Embattled General Prosecutor Yuriy Lutsenko offered to resign on Nov. 6 in the wake of the death of anti-corruption campaigner Kateryna Gandziuk, but parliament wouldn’t hear of it.

Lutsenko made the offer while he was speaking at parliamentary hearings on the death of Kherson activist Gandziuk two days before. Parliament Speaker Andriy Parubiy called a vote immediately after Lutsenko’s speech on whether the Rada should consider the general prosecutor’s resignation – even though Lutsenko hadn’t yet submitted an official letter of resignation, as parliamentary protocol demands.

The outcome of the vote was predictable, as Lutsenko is a firm loyalist of President Petro Poroshenko, whose Bloc of Petro Poroshenko is the largest faction in parliament and the controlling force in the parliamentary coalition: Only 38 lawmakers voted to consider Lutsenko’s resignation, with 226 votes needed for an ordinary vote in parliament to pass.

Before the vote, the representative of the president in parliament, lawmaker Iryna Herashenko of the Bloc of Petro Poroshenko, told the Rada that the coalition wouldn’t support Lutsenko’s resignation.
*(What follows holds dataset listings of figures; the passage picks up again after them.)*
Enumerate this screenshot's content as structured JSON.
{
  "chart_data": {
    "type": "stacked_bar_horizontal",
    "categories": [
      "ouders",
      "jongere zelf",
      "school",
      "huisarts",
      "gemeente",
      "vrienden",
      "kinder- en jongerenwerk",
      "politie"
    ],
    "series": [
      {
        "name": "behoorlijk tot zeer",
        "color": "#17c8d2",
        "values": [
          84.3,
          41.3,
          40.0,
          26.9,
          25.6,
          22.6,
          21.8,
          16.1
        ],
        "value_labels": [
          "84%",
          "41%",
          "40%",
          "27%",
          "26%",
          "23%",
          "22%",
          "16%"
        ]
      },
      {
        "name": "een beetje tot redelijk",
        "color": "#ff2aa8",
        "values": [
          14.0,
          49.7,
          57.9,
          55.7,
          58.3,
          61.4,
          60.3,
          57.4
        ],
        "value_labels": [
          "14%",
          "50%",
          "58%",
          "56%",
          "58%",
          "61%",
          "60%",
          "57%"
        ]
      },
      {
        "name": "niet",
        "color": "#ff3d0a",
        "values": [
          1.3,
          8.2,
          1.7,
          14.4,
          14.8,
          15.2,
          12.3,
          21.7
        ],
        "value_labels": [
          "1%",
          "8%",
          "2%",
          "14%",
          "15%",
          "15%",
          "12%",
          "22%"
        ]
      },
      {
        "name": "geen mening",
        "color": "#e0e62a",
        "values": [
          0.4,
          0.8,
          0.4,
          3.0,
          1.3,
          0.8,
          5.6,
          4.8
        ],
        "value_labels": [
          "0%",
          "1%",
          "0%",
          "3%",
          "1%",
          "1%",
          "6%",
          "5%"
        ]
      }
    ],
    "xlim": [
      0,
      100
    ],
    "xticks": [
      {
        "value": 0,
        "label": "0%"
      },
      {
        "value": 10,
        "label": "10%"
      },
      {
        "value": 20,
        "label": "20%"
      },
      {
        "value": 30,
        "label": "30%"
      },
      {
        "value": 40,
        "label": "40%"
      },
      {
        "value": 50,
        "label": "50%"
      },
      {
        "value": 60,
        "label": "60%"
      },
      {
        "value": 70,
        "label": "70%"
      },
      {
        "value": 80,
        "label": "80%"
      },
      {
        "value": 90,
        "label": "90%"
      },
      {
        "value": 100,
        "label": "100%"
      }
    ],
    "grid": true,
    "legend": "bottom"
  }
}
Lawmaker Yehor Sobolev, of the 25-member Samopomich faction, wrote on Facebook that the whole process of Lutsenko’s resignation had been an act. According to Sobolev, Lutsenko’s offer to resign had been fake, as he hadn’t submitted an official letter of resignation to the Rada, as required for parliament to legitimately approve his resignation.

During his emotional speech to parliament, the general prosecutor said he felt as if some anti-corruption activists were “tying his hands,” in the Gandziuk case.
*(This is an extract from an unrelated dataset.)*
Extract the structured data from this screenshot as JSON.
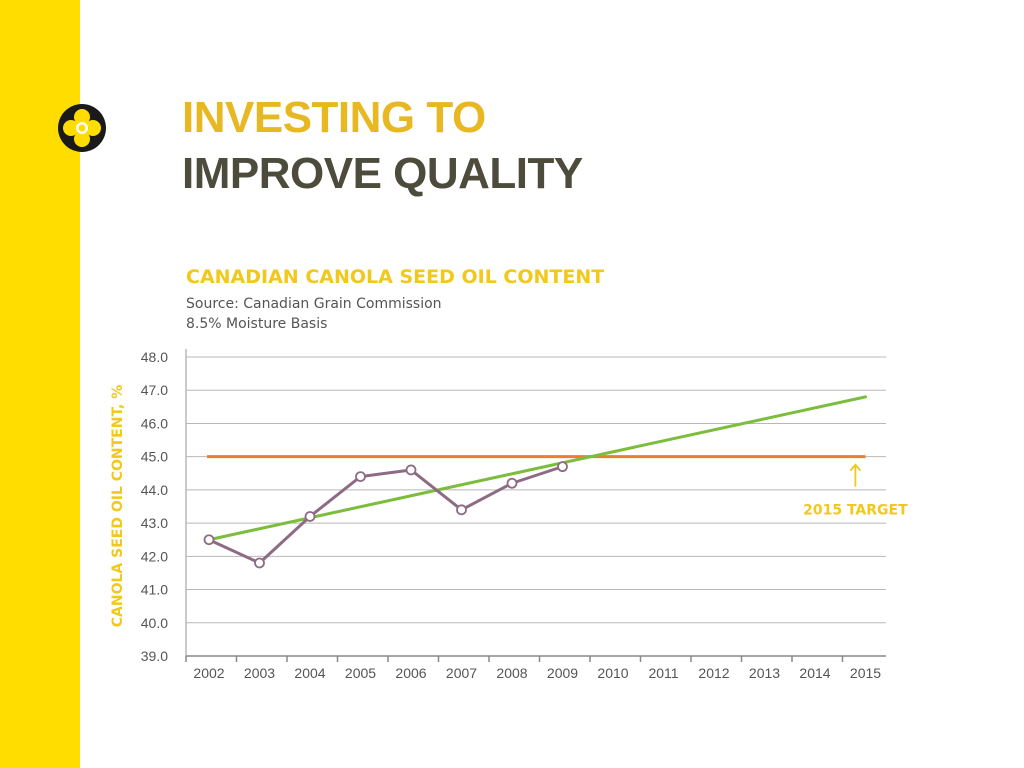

Parts of General Prosecutor Yuriy Lutsenko’s
expletive-laden speech to parliament on Nov. 6, 2018. 

They are “free to take my place,” he said.

Gandzuik, a local council member who worked to uncover corruption in Kherson, a city 550 kilometers south of Kyiv, was attacked with acid on July 31. She received severe burns to her head and body and was hospitalized until her death on Nov 4. Investigators have so far failed to identify who may have ordered the attack.
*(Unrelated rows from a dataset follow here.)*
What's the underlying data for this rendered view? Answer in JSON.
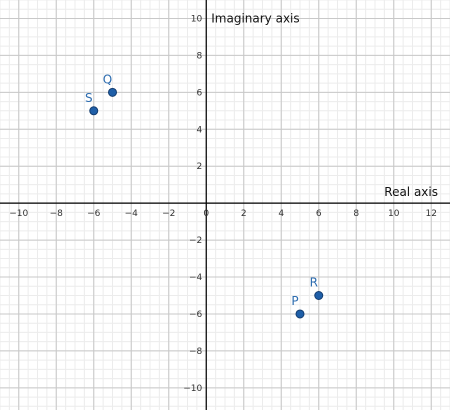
{
  "chart_data": {
    "type": "scatter",
    "xlabel": "Real axis",
    "ylabel": "Imaginary axis",
    "xlim": [
      -11,
      13
    ],
    "ylim": [
      -11.2,
      11
    ],
    "grid": true,
    "x_ticks": [
      -10,
      -8,
      -6,
      -4,
      -2,
      0,
      2,
      4,
      6,
      8,
      10,
      12
    ],
    "y_ticks": [
      -10,
      -8,
      -6,
      -4,
      -2,
      2,
      4,
      6,
      8,
      10
    ],
    "minor_step": 0.5,
    "points": [
      {
        "label": "Q",
        "x": -5,
        "y": 6
      },
      {
        "label": "S",
        "x": -6,
        "y": 5
      },
      {
        "label": "R",
        "x": 6,
        "y": -5
      },
      {
        "label": "P",
        "x": 5,
        "y": -6
      }
    ],
    "colors": {
      "point_fill": "#1f5fa8",
      "point_stroke": "#143d70",
      "point_label": "#2e6db0",
      "axis": "#000000",
      "major_grid": "#c8c8c8",
      "minor_grid": "#ececec"
    }
  }
}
Earlier, on Nov. 5, a total of 77 non-government organizations, including Transparency International Ukraine and Ukrainian Helsinki Human Rights Union, issued a statement deploring the state of the investigation into Gandzuik’s murder, and demanding Lutsenko’s resignation. In the statement, the general prosecutor was also criticized for the state’s failure to solve cases of other recent attacks on journalists and activists.

The most notable cases that have gone unsolved during Lutsenko’s tenure are those of the mass killings during the EuroMaidan Revolution the death of Pavlo Sheremet, a renowned journalist, in a car-bombing in downtown Kyiv in July 2016.

Other cases currently in court have dragged on for years, with some suspects being released or receiving minimum sentences.

The case of journalist Vyacheslav Veremiy, who was beaten and fatally shot on Feb. 19, 2014 after he tried to take a picture of armed men, is still being heard in court. Yuriy Krysin, one of the attackers, initially received a four-year suspended sentence. After a huge public outcry, the ruling was eventually overturned, with Krysin receiving a five-year custodial sentence. Krysin has appealed against the latest sentence.

In another notable case, one of the men who savagely beat lawmaker Tatyana Chornovol in 2014, when she was an activist, was sentenced to five years in prison only on Oct. 25 this year. Two more suspects are still awaiting trial, and another is yet to be apprehended.